Samira Said, 27, fled Tikrit with her 20-day old baby for an agricultural shelter area next to the Baharka camp 5km north of Erbil, the capital of the northern semi-autonomous Kurdish region of Iraq, after the militant group ISIS (Islamic State of Iraq an Louise Redvers/IRIN
Alors que les combats se multiplient entre les insurgés islamistes et les forces gouvernementales en Irak, les organisations humanitaires bataillent pour venir en aide aux centaines de milliers de personnes déplacées par les violences. Les politiques ambiguës du gouvernement, le manque de fonds et l’afflux d’acteurs humanitaires ne facilitent pas forcément la tâche.

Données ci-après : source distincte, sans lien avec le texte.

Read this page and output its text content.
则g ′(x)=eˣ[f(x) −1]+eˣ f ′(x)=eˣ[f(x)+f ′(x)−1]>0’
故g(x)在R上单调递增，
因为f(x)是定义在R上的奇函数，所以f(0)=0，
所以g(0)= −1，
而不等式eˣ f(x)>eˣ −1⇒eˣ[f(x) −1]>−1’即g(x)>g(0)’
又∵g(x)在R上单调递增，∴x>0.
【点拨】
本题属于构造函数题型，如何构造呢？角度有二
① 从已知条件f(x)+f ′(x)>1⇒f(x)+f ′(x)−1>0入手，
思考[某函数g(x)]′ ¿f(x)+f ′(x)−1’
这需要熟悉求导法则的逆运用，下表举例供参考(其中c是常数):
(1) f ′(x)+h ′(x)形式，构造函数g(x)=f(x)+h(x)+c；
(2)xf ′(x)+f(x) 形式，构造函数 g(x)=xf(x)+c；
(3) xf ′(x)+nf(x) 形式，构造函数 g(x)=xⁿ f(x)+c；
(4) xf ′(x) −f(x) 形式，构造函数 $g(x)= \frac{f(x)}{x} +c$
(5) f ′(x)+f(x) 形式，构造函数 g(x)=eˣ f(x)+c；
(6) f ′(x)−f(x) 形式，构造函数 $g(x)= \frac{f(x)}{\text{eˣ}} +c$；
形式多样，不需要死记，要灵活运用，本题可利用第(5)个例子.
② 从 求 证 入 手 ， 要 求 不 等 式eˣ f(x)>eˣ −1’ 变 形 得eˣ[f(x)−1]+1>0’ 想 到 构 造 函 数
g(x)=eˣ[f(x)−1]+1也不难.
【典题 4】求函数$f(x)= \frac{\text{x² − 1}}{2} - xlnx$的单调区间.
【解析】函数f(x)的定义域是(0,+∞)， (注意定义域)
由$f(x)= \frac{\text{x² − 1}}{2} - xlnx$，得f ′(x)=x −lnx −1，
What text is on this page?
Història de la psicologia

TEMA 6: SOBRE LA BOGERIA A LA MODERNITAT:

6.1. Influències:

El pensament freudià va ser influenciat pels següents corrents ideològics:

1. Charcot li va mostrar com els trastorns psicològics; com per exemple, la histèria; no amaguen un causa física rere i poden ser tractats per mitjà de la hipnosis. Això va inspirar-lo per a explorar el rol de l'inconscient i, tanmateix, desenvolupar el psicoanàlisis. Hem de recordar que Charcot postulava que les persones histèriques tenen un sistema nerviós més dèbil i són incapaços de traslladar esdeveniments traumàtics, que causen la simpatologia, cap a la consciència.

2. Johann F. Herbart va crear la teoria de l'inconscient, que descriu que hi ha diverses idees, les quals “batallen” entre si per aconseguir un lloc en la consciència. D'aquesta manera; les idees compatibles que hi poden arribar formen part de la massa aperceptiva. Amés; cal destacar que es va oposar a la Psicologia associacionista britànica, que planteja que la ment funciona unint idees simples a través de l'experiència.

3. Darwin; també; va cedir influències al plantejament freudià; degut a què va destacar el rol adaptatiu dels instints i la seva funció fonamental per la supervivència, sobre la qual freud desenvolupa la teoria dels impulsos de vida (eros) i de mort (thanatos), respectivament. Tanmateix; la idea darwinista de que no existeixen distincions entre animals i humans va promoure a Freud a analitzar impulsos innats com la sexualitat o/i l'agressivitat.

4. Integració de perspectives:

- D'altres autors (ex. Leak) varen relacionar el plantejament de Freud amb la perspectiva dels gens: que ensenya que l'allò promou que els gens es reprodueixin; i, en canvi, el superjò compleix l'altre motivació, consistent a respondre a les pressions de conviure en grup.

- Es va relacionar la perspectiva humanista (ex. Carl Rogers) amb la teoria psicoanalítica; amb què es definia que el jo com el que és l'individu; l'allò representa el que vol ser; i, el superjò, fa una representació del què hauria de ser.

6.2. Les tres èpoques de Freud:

À Erbil, capitale de la région semi-autonome du Kurdistan, au nord du pays, les hôtels sont encombrés de familles, certaines dormant jusqu’à dix dans une seule chambre. Celles qui n’ont pas le luxe de disposer d’économies dorment dans des parcs, des bâtiments en construction, des mosquées ou des églises.

Le Gouvernement régional du Kurdistan (GRK) a mis sur pied, avec l’aide d’organisations humanitaires, plusieurs camps de tentes près des postes de contrôle qui ponctuent la frontière entre le Kurdistan et le reste de l’Irak. Jusqu’à présent, seulement quelques milliers de personnes s’y sont cependant arrêtées. La plupart préfèrent fuir la poussière et la chaleur du désert et poursuivre leur route jusqu’à une zone urbaine.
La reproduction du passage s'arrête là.